Received:15 May 2008

Accepted:12 February 2009

Publication Date:
18 December 2017 (online)

Summary

The locking compression plate (LCP) has combination screw holes, making it possible to use the implant in three different ways; as a pure internal fixator using locking head screws, as a conventional compression plate using compression screws, or as a hybrid of the two. The experience with the LCP system in veterinary fracture repair is limited. The objective of this study was to evaluate the outcome of appendicular fractures in dogs, which were repaired with the LCP system combined with less invasive surgical techniques. Medical records and radiographs from 47 dogs were studied retrospectively. Thirty-four percent of the fractures were simple, six percent wedge and 60% comminuted fractures of the humerus (11 %), radius and ulna (30 %), femur (34 %) and of the tibia and fibula (25 %). The fractures were treated using the LCP as an internal fixator; in some cases as a plate and rod construct. Forty-six of 47 fractures reached radiographic union. Mean healing time of the fractures was seven weeks (95% confidence interval from 5.8 to 8.3 weeks). There were statistically significant differences in healing time between juvenile (age under one year) and adults.
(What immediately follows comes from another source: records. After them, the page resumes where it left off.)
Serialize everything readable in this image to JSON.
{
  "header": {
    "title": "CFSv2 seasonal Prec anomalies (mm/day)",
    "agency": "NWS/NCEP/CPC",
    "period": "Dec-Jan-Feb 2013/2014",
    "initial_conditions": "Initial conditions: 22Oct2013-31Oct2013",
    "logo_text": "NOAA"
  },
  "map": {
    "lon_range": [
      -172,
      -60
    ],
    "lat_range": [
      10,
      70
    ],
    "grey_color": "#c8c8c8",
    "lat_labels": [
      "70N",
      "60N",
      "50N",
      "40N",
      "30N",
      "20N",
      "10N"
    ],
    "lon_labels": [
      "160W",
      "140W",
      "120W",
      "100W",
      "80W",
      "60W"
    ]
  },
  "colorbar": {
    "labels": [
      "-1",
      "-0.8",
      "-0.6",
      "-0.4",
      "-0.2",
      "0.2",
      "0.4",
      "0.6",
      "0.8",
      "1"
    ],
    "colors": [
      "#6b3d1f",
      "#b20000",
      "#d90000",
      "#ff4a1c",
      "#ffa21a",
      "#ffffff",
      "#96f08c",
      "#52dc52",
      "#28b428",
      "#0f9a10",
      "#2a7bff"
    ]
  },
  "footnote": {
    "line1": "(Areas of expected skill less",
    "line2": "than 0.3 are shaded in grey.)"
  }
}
Complications in the form of implant failures and infections were encountered in approximately 11% of the cases. All implant failures were due to surgical errors. The LCP system in combination with a less invasive surgical approach was found advantageous in comminuted fractures where the LCP was used as a bridging plate, in situations when exact plate contouring was difficult, and when other implants prevented the use of bi-cortical screws.